The outer boundary of this collection is a Jordan curve. Now construct a compound arc beginning with the vertical segment until it meets the outer boundary of the collection of discs; then continue along the outer boundary (in the direction which does not intersect the rectangle) until the last intersection of the vertical line with the outer boundary; then continue along the vertical line until the bottom of the rectangle is reached. The compound arc satisfies the requirements of the Lemma.

Proof of the Jordan Arc Theorem: A Jordan arc does not separate the plane. Suppose otherwise. Then the complement of the arc must include at least one bounded component. The boundary of this component must be a closed subset of the arc. If it is not the entire arc, it must be contained within a subset of the arc, and via the ordering inherited from the underlying closed interval, we can identify the greatest lower bound and least upper bound for the boundary, which, as a closed set, must include its endpoints.

Directing attention to this minimal arc containing the boundary, identify the points of maximal separation (A. B), and place them on a horizontal line; Surround the curve with a rectangle, with A, B falling on the left and right sides of the rectangle, respectively. Let C, D be the endpoints of the arc. By the Lemma above, if C, D are not coincident with A, B, we can draw an arc from the upper side of the rectangle to the lower side, say EF, which does not intersect subarcs AC and BD. (If C or D coincides with A or B, EF should omit A and/or B.)

Proof of JAT, cont. By the Crossed Arcs Lemma, EF intersects AB, say, for the first time at G and the last time at H. Splicing together the subarc GH of AB with the initial and final portions of EF, we obtain a compound arc EGHF; this arc cannot meet the bounded component of the complement of CD – as this would constitute a path connecting the bounded component to the unbounded component, which would then have to coincide; the middle portion GH, as a subarc of AB, is complementary to the bounded component.

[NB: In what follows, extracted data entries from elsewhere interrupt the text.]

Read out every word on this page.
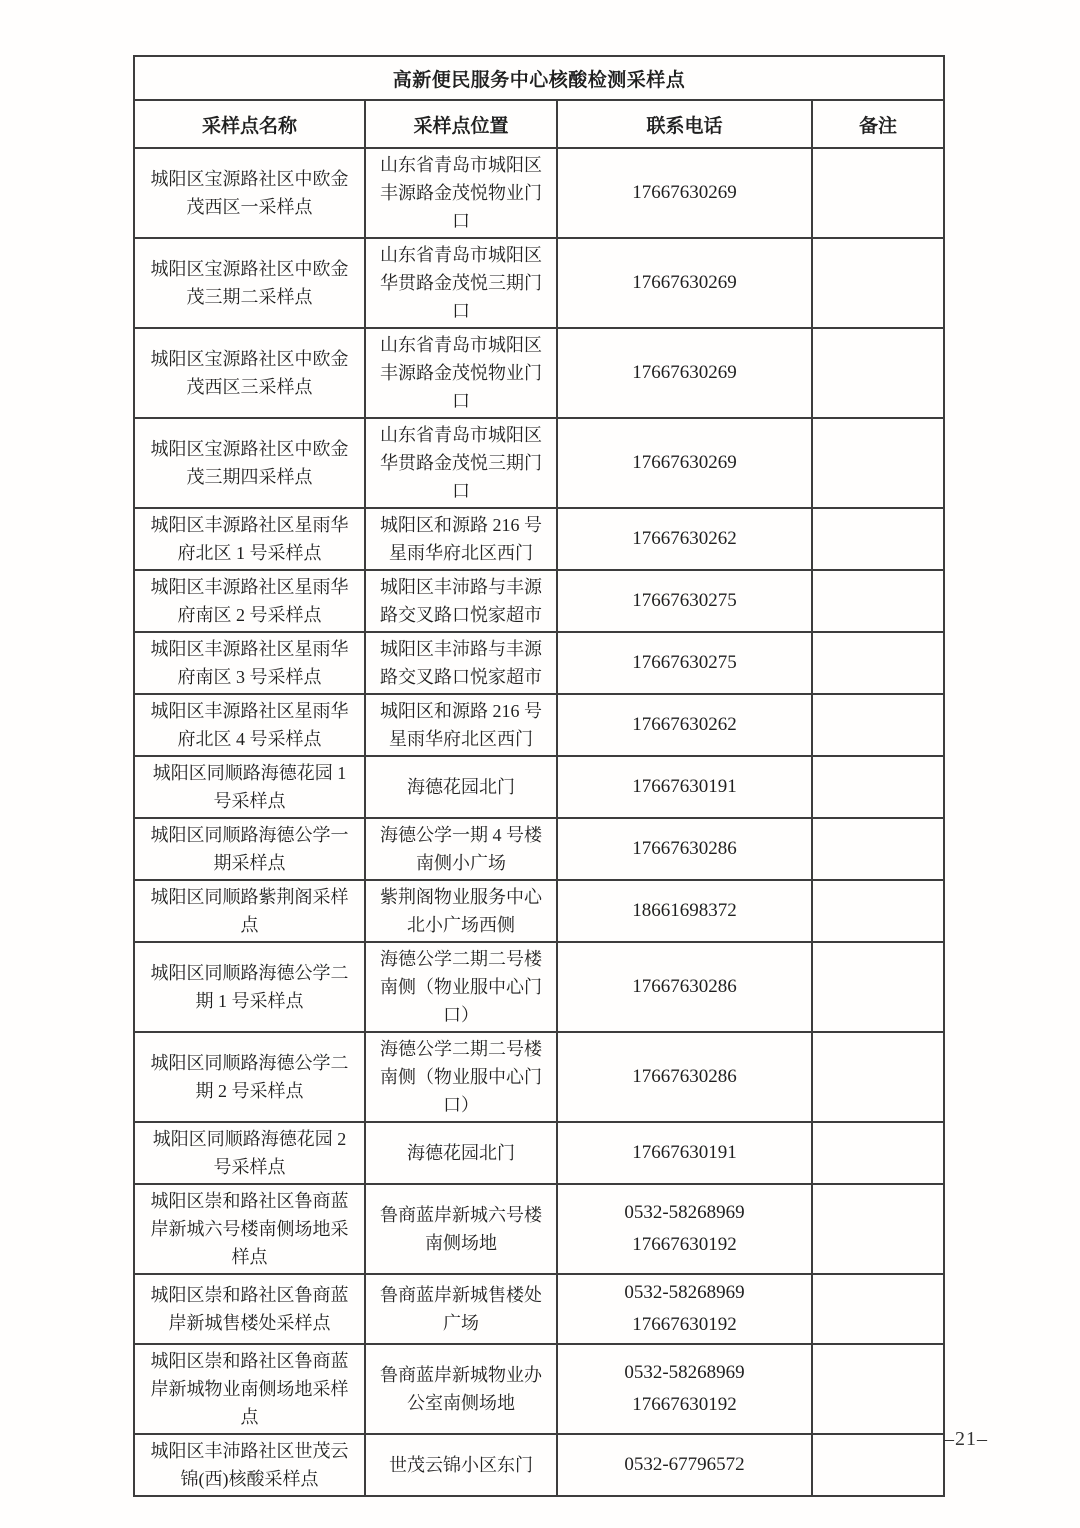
高新便民服务中心核酸检测采样点			
采样点名称	采样点位置	联系电话	备注
城阳区宝源路社区中欧金茂西区一采样点	山东省青岛市城阳区丰源路金茂悦物业门口	17667630269	

城阳区宝源路社区中欧金茂三期二采样点	山东省青岛市城阳区华贯路金茂悦三期门口	17667630269	

城阳区宝源路社区中欧金茂西区三采样点	山东省青岛市城阳区丰源路金茂悦物业门口	17667630269	

城阳区宝源路社区中欧金茂三期四采样点	山东省青岛市城阳区华贯路金茂悦三期门口	17667630269	

城阳区丰源路社区星雨华府北区 1 号采样点	城阳区和源路 216 号星雨华府北区西门	17667630262	

城阳区丰源路社区星雨华府南区 2 号采样点	城阳区丰沛路与丰源路交叉路口悦家超市	17667630275	

城阳区丰源路社区星雨华府南区 3 号采样点	城阳区丰沛路与丰源路交叉路口悦家超市	17667630275	

城阳区丰源路社区星雨华府北区 4 号采样点	城阳区和源路 216 号星雨华府北区西门	17667630262	

城阳区同顺路海德花园 1 号采样点	海德花园北门	17667630191	

城阳区同顺路海德公学一期采样点	海德公学一期 4 号楼南侧小广场	17667630286	

城阳区同顺路紫荆阁采样点	紫荆阁物业服务中心北小广场西侧	18661698372	

城阳区同顺路海德公学二期 1 号采样点	海德公学二期二号楼南侧（物业服中心门口）	17667630286	

城阳区同顺路海德公学二期 2 号采样点	海德公学二期二号楼南侧（物业服中心门口）	17667630286	

城阳区同顺路海德花园 2 号采样点	海德花园北门	17667630191	

城阳区崇和路社区鲁商蓝岸新城六号楼南侧场地采样点	鲁商蓝岸新城六号楼南侧场地	0532-58268969
17667630192	

城阳区崇和路社区鲁商蓝岸新城售楼处采样点	鲁商蓝岸新城售楼处广场	0532-58268969
17667630192	

城阳区崇和路社区鲁商蓝岸新城物业南侧场地采样点	鲁商蓝岸新城物业办公室南侧场地	0532-58268969
17667630192	

城阳区丰沛路社区世茂云锦(西)核酸采样点	世茂云锦小区东门	0532-67796572	

–21–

Now pick a point, J, in the bounded component; connect it with arcs within the bounded component to accessible points C’ and D’ of the boundary, near C and D. Then by the Crossed Arcs Lemma, the compound arc AC’D’B must intersect EGFH in a point, K, in the bounded component (as EF is by construction disjoint from arcs AC and BD; and the interior of arc C’D’ lies by construction in the bounded component.). But the compound arc EGHF is disjoint from the bounded component – the contradiction confirms that CD, and thus the original Jordan arc, does not separate the plane.